Mapping ServiceNow features/properties to NIST 800-53B controls

declannolan · ‎06-12-2024

Hi,

Does anyone know if there is a document which maps ServiceNow features/properties to the NIST 800-53B control set?

Thanks,

Declan

ShafrazMubarak · ‎06-12-2024

Hi Declan,

Have you tried installing the "GRC: NIST CSF Use Case Accelerator"?

When the accelerator is downloaded and activated in the GRC applications, pre-configured policies, scopes (entities, entity type recommendations), risks, indicators, and other GRC elements appear.

For risk and compliance managers and cybersecurity professionals who are responsible for ensuring that their respective organizations adopt and use the CSF, the NIST CSF Accelerator provides the following:

A structured way to define and execute risk and cybersecurity management actions in accordance with the CSF
Content pertaining to the CSF for the three ServiceNow® GRC core applications: Policy and Compliance Management, Risk Management, and Audit Management
Pre-defined relationships across the various content elements in the GRC applications to aid planning and actions to improve cybersecurity preparedness

declannolan · ‎06-13-2024

Hi Shafraz,

Thanks for the reply and yes I have installed the accelerator you mention, however it doesn't provide the NIST 800-53B controls.

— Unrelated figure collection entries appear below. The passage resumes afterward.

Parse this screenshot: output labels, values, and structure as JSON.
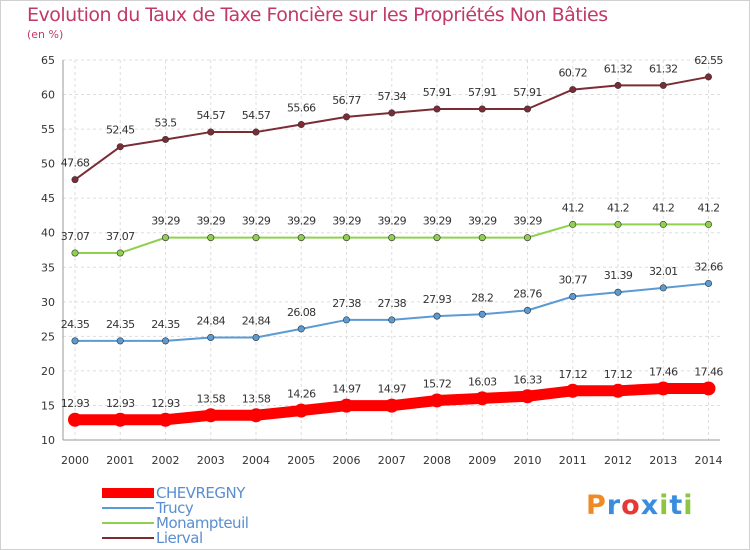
{
  "chart_data": {
    "type": "line",
    "title": "Evolution du Taux de Taxe Foncière sur les Propriétés Non Bâties",
    "unit_label": "(en %)",
    "ylim": [
      10,
      65
    ],
    "yticks": [
      10,
      15,
      20,
      25,
      30,
      35,
      40,
      45,
      50,
      55,
      60,
      65
    ],
    "x": [
      "2000",
      "2001",
      "2002",
      "2003",
      "2004",
      "2005",
      "2006",
      "2007",
      "2008",
      "2009",
      "2010",
      "2011",
      "2012",
      "2013",
      "2014"
    ],
    "series": [
      {
        "name": "CHEVREGNY",
        "color": "#ff0000",
        "values": [
          12.93,
          12.93,
          12.93,
          13.58,
          13.58,
          14.26,
          14.97,
          14.97,
          15.72,
          16.03,
          16.33,
          17.12,
          17.12,
          17.46,
          17.46
        ],
        "labels": [
          "12.93",
          "12.93",
          "12.93",
          "13.58",
          "13.58",
          "14.26",
          "14.97",
          "14.97",
          "15.72",
          "16.03",
          "16.33",
          "17.12",
          "17.12",
          "17.46",
          "17.46"
        ]
      },
      {
        "name": "Trucy",
        "color": "#5b9bd5",
        "values": [
          24.35,
          24.35,
          24.35,
          24.84,
          24.84,
          26.08,
          27.38,
          27.38,
          27.93,
          28.2,
          28.76,
          30.77,
          31.39,
          32.01,
          32.66
        ],
        "labels": [
          "24.35",
          "24.35",
          "24.35",
          "24.84",
          "24.84",
          "26.08",
          "27.38",
          "27.38",
          "27.93",
          "28.2",
          "28.76",
          "30.77",
          "31.39",
          "32.01",
          "32.66"
        ]
      },
      {
        "name": "Monampteuil",
        "color": "#8fd14f",
        "values": [
          37.07,
          37.07,
          39.29,
          39.29,
          39.29,
          39.29,
          39.29,
          39.29,
          39.29,
          39.29,
          39.29,
          41.2,
          41.2,
          41.2,
          41.2
        ],
        "labels": [
          "37.07",
          "37.07",
          "39.29",
          "39.29",
          "39.29",
          "39.29",
          "39.29",
          "39.29",
          "39.29",
          "39.29",
          "39.29",
          "41.2",
          "41.2",
          "41.2",
          "41.2"
        ]
      },
      {
        "name": "Lierval",
        "color": "#7b2c35",
        "values": [
          47.68,
          52.45,
          53.5,
          54.57,
          54.57,
          55.66,
          56.77,
          57.34,
          57.91,
          57.91,
          57.91,
          60.72,
          61.32,
          61.32,
          62.55
        ],
        "labels": [
          "47.68",
          "52.45",
          "53.5",
          "54.57",
          "54.57",
          "55.66",
          "56.77",
          "57.34",
          "57.91",
          "57.91",
          "57.91",
          "60.72",
          "61.32",
          "61.32",
          "62.55"
        ]
      }
    ],
    "legend_position": "bottom-left",
    "grid": true
  },
  "logo": {
    "text": "Proxiti",
    "letters": [
      "P",
      "r",
      "o",
      "x",
      "i",
      "t",
      "i"
    ],
    "colors": [
      "#f08a24",
      "#3a8dde",
      "#e53935",
      "#3a8dde",
      "#8cc63f",
      "#3a8dde",
      "#8cc63f"
    ]
  }
}
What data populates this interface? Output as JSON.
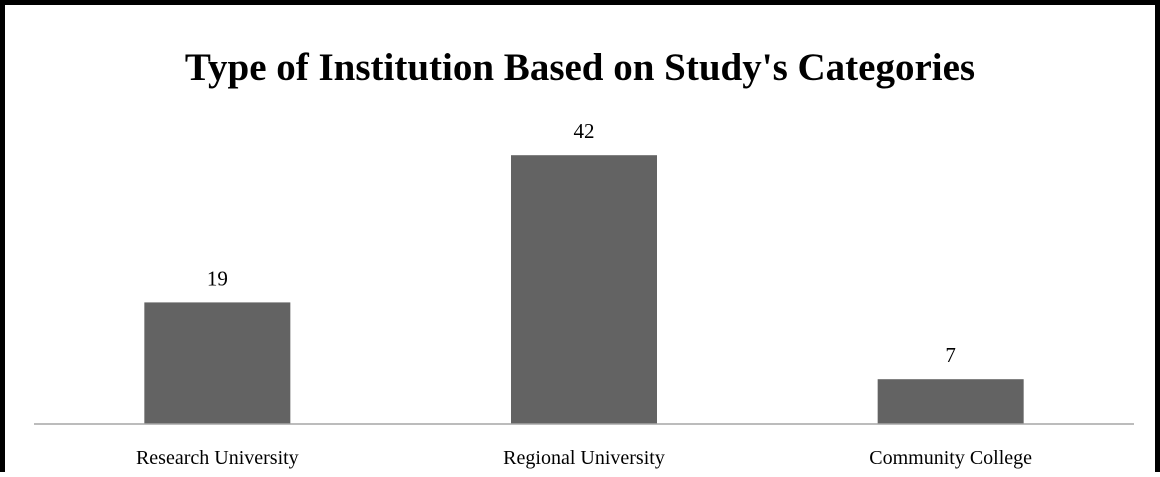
{
  "chart_data": {
    "type": "bar",
    "title": "Type of Institution Based on Study's Categories",
    "xlabel": "",
    "ylabel": "",
    "categories": [
      "Research University",
      "Regional University",
      "Community College"
    ],
    "values": [
      19,
      42,
      7
    ],
    "ylim": [
      0,
      45
    ],
    "grid": false,
    "legend": "none",
    "data_labels": true,
    "colors": {
      "bar": "#636363",
      "axis": "#a6a6a6",
      "frame": "#000000",
      "background": "#ffffff"
    }
  }
}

Instead it is focussed on helping organisations implement the NIST Cybersecurity Framework and while the Accelerator provides policies, control objectives, risk statements etc as per the CSF, these are different to the security controls documented in 800-53B (which is specifically aimed at federal agencies.).

The 800-53B controls are referred to in the 'Supplemental guidance' text field for CSF-sourced Control objectives provided by the Accelerator, but there is no separate table of 800-53B controls (and therefore no link to specific ServiceNow features/properties).

Regards,

Declan

Dharav Devani1 · ‎06-19-2024

Hello Declan,

NIST 800-53B control set is part of Application - GRC: Continuous Authorization and Monitoring (plugin - com.sn_irm_cont_auth_monitor). You can navigate to control objectives list with source as rev 5 and have impact in the column to see the details, would show as below :

There is a dedicated workflow based on the NIST RMF with seven steps, and in the select step, it will automatically pick up the control set based on impact.

declannolan · ‎06-19-2024

Hi Dharav, that's good to know and I've now installed CAM on my PDI and found the NIST 800-53B control set, so thanks for pointing me there.
It doesn't provide specific guidance on features/properties (attestations?) for ServiceNow as a control "entity" so I'm still hoping to get sight of that somewhere.